“Oh yeah.” I balance my pencil between my fingers, tapping it on the table.
Behind us my door creaks as Hattie tiptoes out to the living room with her arms crossed over her chest. Her face is red and she’s all puffy around the eyes. She rocks back and forth on her heels, and I know her every behavior so well when she’s upset like this. I can see that she’s psychingherself up to talk without crying all over again. “Tyler left,” she finally says. “He’s not coming back.”
My dad first glances to me for a moment, and I can see the fleeting relief in his eyes before he turns to Hattie and says, “I’m so sorry to hear that, baby.”
I bite my tongue and say nothing at all.
She goes back to my room and when the door shuts behind her, the two of us exchange illicit half smiles.
And yet part of me is a little sad. If Tyler won’t be here to take care of her, then who will?
Hattie stays home from work on Sunday and Monday. I can’t tell if she’s using the baby as an excuse or if she’s actually sick, but either way, she’s in no rush to make up her shifts like she normally does.
When I see Freddie at school on Monday, my entire body buzzes, and every time I close my eyes it’s memories of Saturday morning that I see.
We walk our bikes home and after school he kisses me behind the Phillips 66 on the corner of Lancaster and Bell. It’s as exciting as always, but comforting in a way I never expected. We don’t say we love each other, and it’s something I appreciate. It’s not a phrase I want to wear out.
On Tuesday, after my paper route, I go to the Y with Agnes and Freddie. It’s been only a few days since we last swam laps and it’s not one of our usual pool days, but my body is hungry for it. Most of all, though, my head needs the space to digest the last few days.
After changing, I shove my bag into my locker and take my goggles and swim cap with me to the pool.
I dive in—an exercise that is finally becoming more dive and less belly flop—and find my rhythm even quicker than normal. For a while I swim butterfly, which is the stroke I’ve had the hardest time mastering.
At the pool, after Agnes and Freddie are done, I’ve been hanging back to watch the other swimmers and see if I can pick up any techniques to try on my own. The workouts are starting to feel too short, like by the time we’re done, I’m only getting started.
There’s something about propelling myself through the water that makes me feel limitless, like maybe Prudence Whitmire and her offer to get me on the Delgado Community College swim team aren’t so ridiculous. I’d have to get a job almost immediately, but I think after helping Hattie get set up with a crib and some emergency cash, I’d have enough to pay for rent and food for a month. And I could always take out loans for tuition, even though that kind of financial investment in myself makes me want to puke from anxiety.
As we’re finishing up, Freddie and I race the last few laps. We start on the blocks, gliding through the air, and maybe it’s my height, but I’m pretty sure I have the better start this time.
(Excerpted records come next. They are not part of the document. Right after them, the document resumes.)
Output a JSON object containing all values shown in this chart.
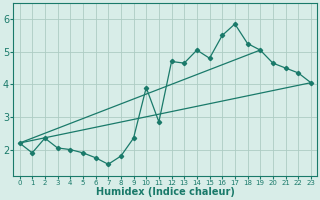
{
  "xlabel": "Humidex (Indice chaleur)",
  "ylabel": "",
  "xlim": [
    -0.5,
    23.5
  ],
  "ylim": [
    1.2,
    6.5
  ],
  "xticks": [
    0,
    1,
    2,
    3,
    4,
    5,
    6,
    7,
    8,
    9,
    10,
    11,
    12,
    13,
    14,
    15,
    16,
    17,
    18,
    19,
    20,
    21,
    22,
    23
  ],
  "yticks": [
    2,
    3,
    4,
    5,
    6
  ],
  "bg_color": "#d8ede8",
  "grid_color": "#aeccc4",
  "line_color": "#1a7a6a",
  "line1_x": [
    0,
    1,
    2,
    3,
    4,
    5,
    6,
    7,
    8,
    9,
    10,
    11,
    12,
    13,
    14,
    15,
    16,
    17,
    18,
    19,
    20,
    21,
    22,
    23
  ],
  "line1_y": [
    2.2,
    1.9,
    2.35,
    2.05,
    2.0,
    1.9,
    1.75,
    1.55,
    1.8,
    2.35,
    3.9,
    2.85,
    4.7,
    4.65,
    5.05,
    4.8,
    5.5,
    5.85,
    5.25,
    5.05,
    4.65,
    4.5,
    4.35,
    4.05
  ],
  "line2_x": [
    0,
    23
  ],
  "line2_y": [
    2.2,
    4.05
  ],
  "line3_x": [
    0,
    19
  ],
  "line3_y": [
    2.2,
    5.05
  ]
}
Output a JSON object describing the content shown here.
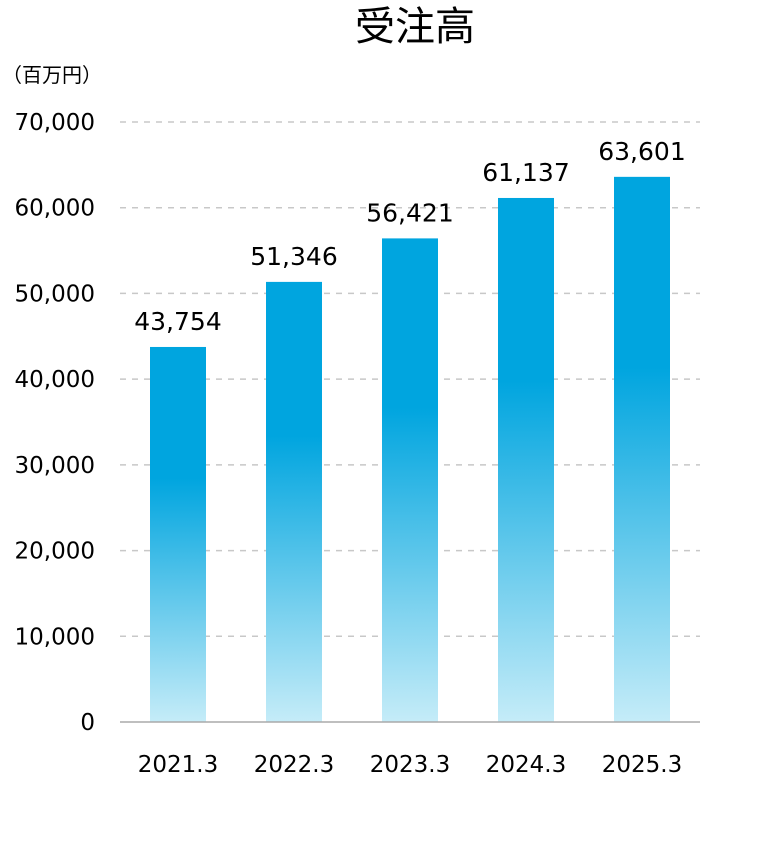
{
  "chart_data": {
    "type": "bar",
    "title": "受注高",
    "unit_label": "（百万円）",
    "categories": [
      "2021.3",
      "2022.3",
      "2023.3",
      "2024.3",
      "2025.3"
    ],
    "values": [
      43754,
      51346,
      56421,
      61137,
      63601
    ],
    "data_labels": [
      "43,754",
      "51,346",
      "56,421",
      "61,137",
      "63,601"
    ],
    "ylim": [
      0,
      70000
    ],
    "yticks": [
      0,
      10000,
      20000,
      30000,
      40000,
      50000,
      60000,
      70000
    ],
    "ytick_labels": [
      "0",
      "10,000",
      "20,000",
      "30,000",
      "40,000",
      "50,000",
      "60,000",
      "70,000"
    ],
    "grid": true,
    "grid_style": "dashed",
    "colors": {
      "bar_top": "#00a5df",
      "bar_mid": "#00a5df",
      "bar_bottom": "#c5ecf8",
      "grid": "#c8c8c8",
      "axis": "#aaaaaa"
    }
  }
}
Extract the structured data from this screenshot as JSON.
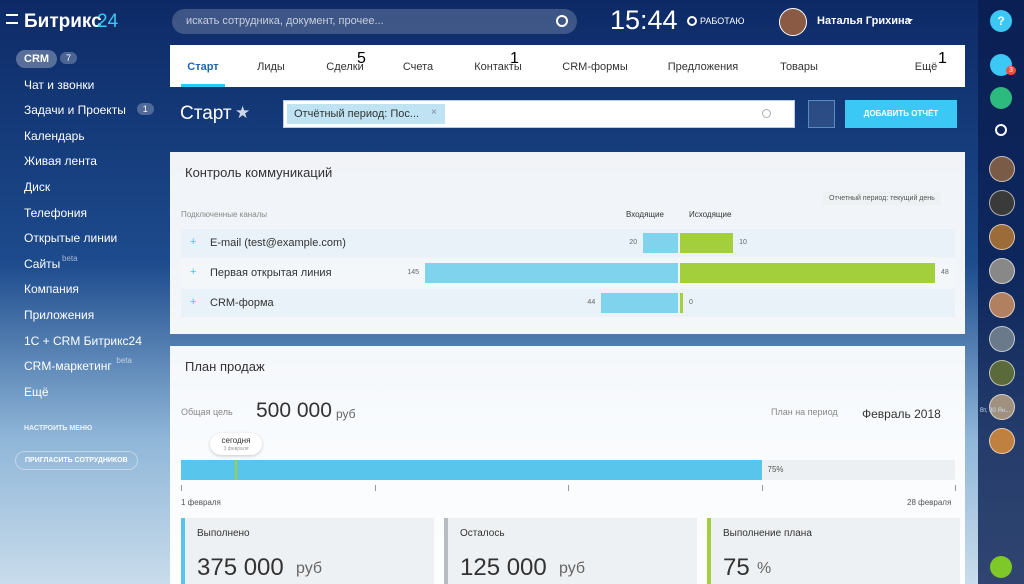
{
  "logo": {
    "name": "Битрикс",
    "num": "24"
  },
  "search_placeholder": "искать сотрудника, документ, прочее...",
  "clock": "15:44",
  "status": "РАБОТАЮ",
  "user": "Наталья Грихина",
  "sidebar": {
    "items": [
      {
        "label": "CRM",
        "badge": "7"
      },
      {
        "label": "Чат и звонки"
      },
      {
        "label": "Задачи и Проекты",
        "badge": "1"
      },
      {
        "label": "Календарь"
      },
      {
        "label": "Живая лента"
      },
      {
        "label": "Диск"
      },
      {
        "label": "Телефония"
      },
      {
        "label": "Открытые линии"
      },
      {
        "label": "Сайты",
        "sup": "beta"
      },
      {
        "label": "Компания"
      },
      {
        "label": "Приложения"
      },
      {
        "label": "1С + CRM Битрикс24"
      },
      {
        "label": "CRM-маркетинг",
        "sup": "beta"
      },
      {
        "label": "Ещё"
      }
    ],
    "configure": "НАСТРОИТЬ МЕНЮ",
    "invite": "ПРИГЛАСИТЬ СОТРУДНИКОВ"
  },
  "tabs": [
    {
      "label": "Старт"
    },
    {
      "label": "Лиды"
    },
    {
      "label": "Сделки",
      "badge": "5"
    },
    {
      "label": "Счета"
    },
    {
      "label": "Контакты",
      "badge": "1"
    },
    {
      "label": "CRM-формы"
    },
    {
      "label": "Предложения"
    },
    {
      "label": "Товары"
    },
    {
      "label": "Ещё",
      "badge": "1"
    }
  ],
  "toolbar": {
    "title": "Старт",
    "filter": "Отчётный период: Пос...",
    "add_button": "ДОБАВИТЬ ОТЧЁТ"
  },
  "communications": {
    "title": "Контроль коммуникаций",
    "period": "Отчетный период: текущий день",
    "headers": {
      "channels": "Подключенные каналы",
      "incoming": "Входящие",
      "outgoing": "Исходящие"
    },
    "rows": [
      {
        "name": "E-mail (test@example.com)",
        "incoming": 20,
        "outgoing": 10
      },
      {
        "name": "Первая открытая линия",
        "incoming": 145,
        "outgoing": 48
      },
      {
        "name": "CRM-форма",
        "incoming": 44,
        "outgoing": 0
      }
    ]
  },
  "sales": {
    "title": "План продаж",
    "goal_label": "Общая цель",
    "goal": "500 000",
    "currency": "руб",
    "period_label": "План на период",
    "period": "Февраль 2018",
    "today": "сегодня",
    "today_date": "3 февраля",
    "progress": {
      "value": 75,
      "label": "75%",
      "xlim": [
        0,
        100
      ]
    },
    "start": "1 февраля",
    "end": "28 февраля",
    "cards": [
      {
        "title": "Выполнено",
        "value": "375 000",
        "unit": "руб"
      },
      {
        "title": "Осталось",
        "value": "125 000",
        "unit": "руб"
      },
      {
        "title": "Выполнение плана",
        "value": "75",
        "unit": "%"
      }
    ]
  },
  "right_bar": {
    "chat_badge": "3",
    "date": "Вт, 30 Ян..."
  }
}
I go for freestyle. My arms slice through the water like knives. My whole body feels unstoppable. We go for four laps, and when I’m done, I grab onto the edge of the pool. As I come up for air, I look to Freddie’s lane. Suddenly he breaks the surface, and the first thing he sees is me.
For a split second his expression jumps from confusionto disbelief, before he turns on that charm and that glowing grin. “Hey! Congratulations!”
Agnes is hooting and hollering from the bleachers. “I’ve been waiting for that for weeks!”
I almost feel bad at first. Despite the smile, I can see his ego deflating. But then I remember: I beat him. I swam my ass off and I beat Freddie. That’s amazing. I can’t stop smiling. “Thanks.”
On our way to the locker rooms, Prudence Whitmire shouts, “You thought about my offer any?” She sits on the ground in a deep stretch. Purple veins twist around her legs like vines.
Agnes and Freddie look around like they can’t figure out who this crazy lady is even talking to.
I’m still glowing from my win, and it takes everything in me not to shout YES. “Um, still thinking,” I tell her. But reality crashes down almost as soon as the words have left my mouth. I was crazy to think it could actually work. Who will watch the baby when Hattie goes back to work, and how will we pay for doctors’ visits or day care? Or what if the baby is born with some condition that requires expensive medication?
On our way home, Agnes and Freddie grill me.
“Who was your friend?” asks Agnes.
“Her name’s Prudence Whitmire. Y’all have seen her before, surely,” I say, trying to brush it off.
Freddie watches me in the rearview mirror. Agnes let him drive today.
“She says hi sometimes. Talks to me about swimming.”
“Come on now,” says Agnes. “I’m too old for that coy act.”
So I tell them about Prudence or Coach Whitmire or Mrs. Whitmire. I don’t even know what I should call her. I explain that she offered to help me get on the team at the community college and that she thought I’d been improving.
“Oh,” says Freddie. “Wow.”
“You really have been getting a whole lot better,” says Agnes. “And that’s such a wonderful opportunity.”